“The Best Book About the Iraq War Isn’t About the Iraq War”

Douglas Ollivant, a retired US Army officer who served two tours in Iraq, and a former National Security Council Director and Senior Advisor in Afghanistan, wrote this review for War on the Rocks  (June 30, 2016):

Iraq veterans finally have their book; a manuscript that really deals with the whole of the Iraq experience. After over a decade at war in Iraq, we now have the best first-person account, not only of fighting against the insurgency, but also what it felt like to come home after. The book gives the most vivid account of what it is like to return to a society that doesn’t understand or support your war. It also draws some conclusions about what this all means for the larger Middle East.
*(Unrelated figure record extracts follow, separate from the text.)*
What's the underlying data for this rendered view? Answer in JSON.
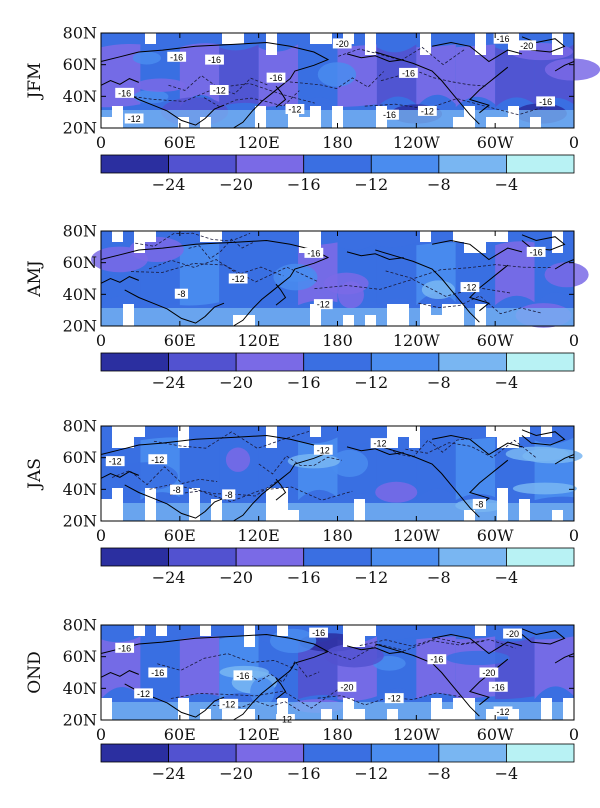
{
  "panels": [
    {
      "season": "JFM",
      "contour_labels": [
        "-16",
        "-20",
        "-16",
        "-20",
        "-16",
        "-16",
        "-16",
        "-12",
        "-16",
        "-12",
        "-16",
        "-12",
        "-12",
        "-16"
      ]
    },
    {
      "season": "AMJ",
      "contour_labels": [
        "-16",
        "-12",
        "-16",
        "-8",
        "-12",
        "-12"
      ]
    },
    {
      "season": "JAS",
      "contour_labels": [
        "-12",
        "-12",
        "-12",
        "-12",
        "-8",
        "-8",
        "-8"
      ]
    },
    {
      "season": "OND",
      "contour_labels": [
        "-16",
        "-16",
        "-20",
        "-16",
        "-16",
        "-12",
        "-16",
        "-20",
        "-12",
        "-12",
        "-20",
        "-16",
        "-12",
        "-12"
      ]
    }
  ],
  "axes": {
    "lat_ticks": [
      "80N",
      "60N",
      "40N",
      "20N"
    ],
    "lon_ticks": [
      "0",
      "60E",
      "120E",
      "180",
      "120W",
      "60W",
      "0"
    ]
  },
  "colorbar": {
    "tick_labels": [
      "-24",
      "-20",
      "-16",
      "-12",
      "-8",
      "-4"
    ],
    "colors": [
      "#2b2fa0",
      "#5252d0",
      "#7a6ae6",
      "#3a6fe2",
      "#4a8cef",
      "#79b6f2",
      "#b8f2f4"
    ]
  },
  "map_colors": {
    "land_outline": "#000000",
    "missing": "#ffffff"
  }
}
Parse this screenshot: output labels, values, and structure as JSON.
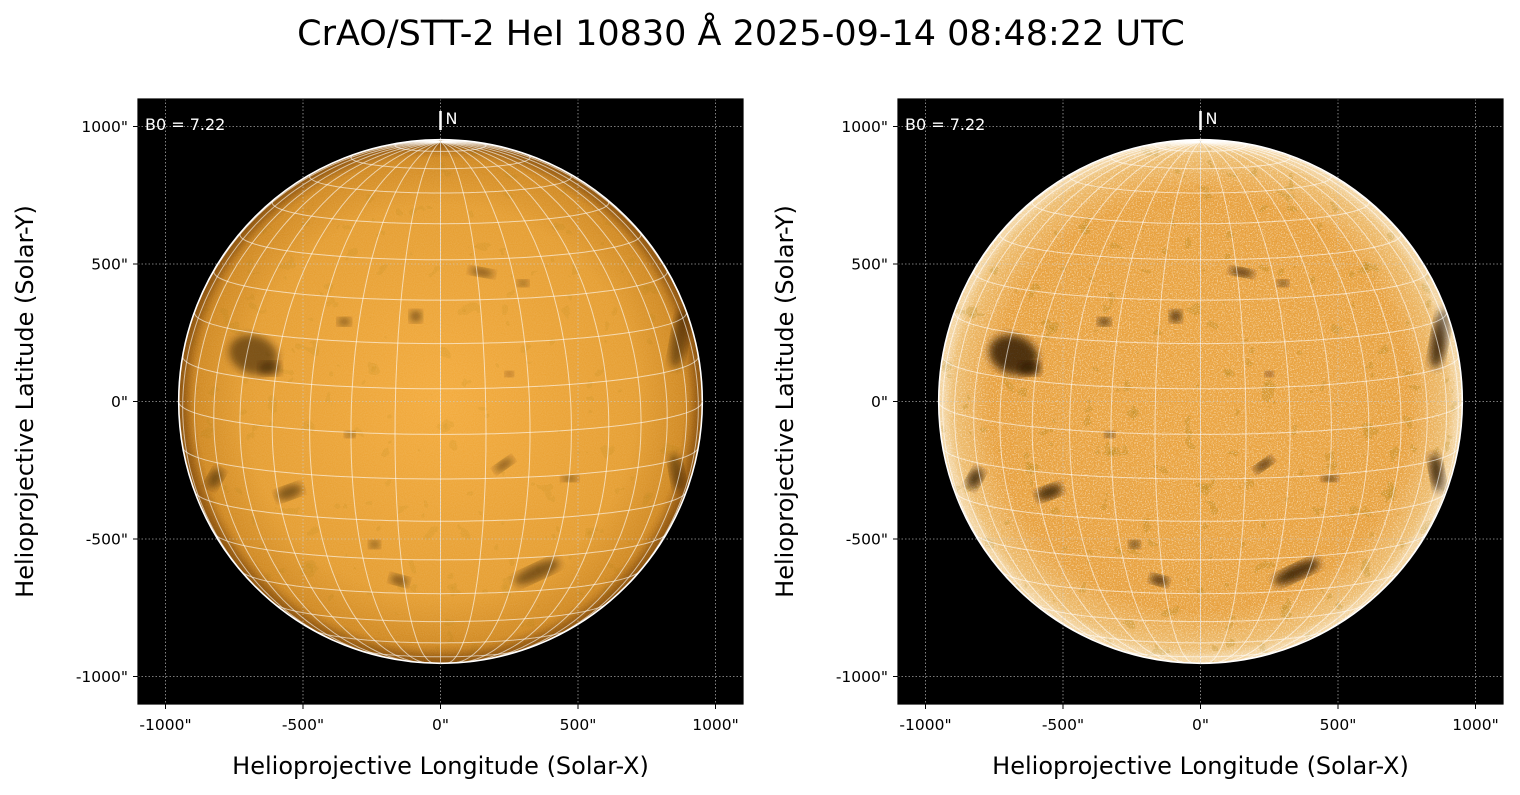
{
  "title": "CrAO/STT-2 HeI 10830 Å 2025-09-14 08:48:22 UTC",
  "colors": {
    "disk_center": "#f3a836",
    "disk_edge": "#b86e0c",
    "background": "#000000",
    "grid": "#ffffff"
  },
  "panels": [
    {
      "name": "left",
      "annotation": "B0 = 7.22",
      "north_label": "N",
      "xlabel": "Helioprojective Longitude (Solar-X)",
      "ylabel": "Helioprojective Latitude (Solar-Y)",
      "xticks": [
        "-1000\"",
        "-500\"",
        "0\"",
        "500\"",
        "1000\""
      ],
      "yticks": [
        "1000\"",
        "500\"",
        "0\"",
        "-500\"",
        "-1000\""
      ],
      "xtick_values": [
        -1000,
        -500,
        0,
        500,
        1000
      ],
      "ytick_values": [
        1000,
        500,
        0,
        -500,
        -1000
      ],
      "axis_range": [
        -1100,
        1100
      ],
      "solar_radius_arcsec": 952,
      "b0_deg": 7.22,
      "style": "smooth"
    },
    {
      "name": "right",
      "annotation": "B0 = 7.22",
      "north_label": "N",
      "xlabel": "Helioprojective Longitude (Solar-X)",
      "ylabel": "Helioprojective Latitude (Solar-Y)",
      "xticks": [
        "-1000\"",
        "-500\"",
        "0\"",
        "500\"",
        "1000\""
      ],
      "yticks": [
        "1000\"",
        "500\"",
        "0\"",
        "-500\"",
        "-1000\""
      ],
      "xtick_values": [
        -1000,
        -500,
        0,
        500,
        1000
      ],
      "ytick_values": [
        1000,
        500,
        0,
        -500,
        -1000
      ],
      "axis_range": [
        -1100,
        1100
      ],
      "solar_radius_arcsec": 952,
      "b0_deg": 7.22,
      "style": "enhanced"
    }
  ],
  "features": [
    {
      "x": -680,
      "y": 170,
      "rx": 90,
      "ry": 70,
      "rot": 20
    },
    {
      "x": -620,
      "y": 120,
      "rx": 40,
      "ry": 25,
      "rot": 0
    },
    {
      "x": -820,
      "y": -280,
      "rx": 25,
      "ry": 40,
      "rot": 30
    },
    {
      "x": -550,
      "y": -330,
      "rx": 50,
      "ry": 25,
      "rot": -20
    },
    {
      "x": 230,
      "y": -230,
      "rx": 40,
      "ry": 15,
      "rot": -35
    },
    {
      "x": 350,
      "y": -620,
      "rx": 90,
      "ry": 28,
      "rot": -25
    },
    {
      "x": 150,
      "y": 470,
      "rx": 45,
      "ry": 15,
      "rot": 10
    },
    {
      "x": 300,
      "y": 430,
      "rx": 20,
      "ry": 12,
      "rot": 0
    },
    {
      "x": -90,
      "y": 310,
      "rx": 22,
      "ry": 22,
      "rot": 0
    },
    {
      "x": 870,
      "y": 230,
      "rx": 30,
      "ry": 110,
      "rot": 10
    },
    {
      "x": 860,
      "y": -260,
      "rx": 25,
      "ry": 70,
      "rot": -10
    },
    {
      "x": -350,
      "y": 290,
      "rx": 25,
      "ry": 15,
      "rot": 0
    },
    {
      "x": -330,
      "y": -120,
      "rx": 18,
      "ry": 12,
      "rot": 0
    },
    {
      "x": 250,
      "y": 100,
      "rx": 15,
      "ry": 10,
      "rot": 0
    },
    {
      "x": -150,
      "y": -650,
      "rx": 35,
      "ry": 18,
      "rot": 15
    },
    {
      "x": 470,
      "y": -280,
      "rx": 30,
      "ry": 12,
      "rot": 0
    },
    {
      "x": -240,
      "y": -520,
      "rx": 20,
      "ry": 15,
      "rot": 0
    }
  ]
}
But the best book about the Iraq War isn’t actually about the Iraq War. In Pumpkinflowers, Matti Friedman tells the story of a small outpost — called the Pumpkin, thus the title (“flowers” refers to the code word for wounded soldiers) — during the unnamed Israeli occupation of Lebanon’s “security zone” in the 1990s. The many clear parallels between these two experiences are, quite frankly, haunting. While the two experiences are not identical, they appear plagiarized from each other.

[…]

Matti Friedman has done a great service in helping Americans understand our own unpopular and ambiguous war by giving us the lens of Israel’s unpopular and ambiguous war. That his own purpose doubtless has more to do with his own demons is beside the point. I cannot recommend this work enough to those who want to understand the American experience in Iraq through the experience of another nation. This is true regardless of whether one reads despite having no experience in Iraq, or because one is burdened by it.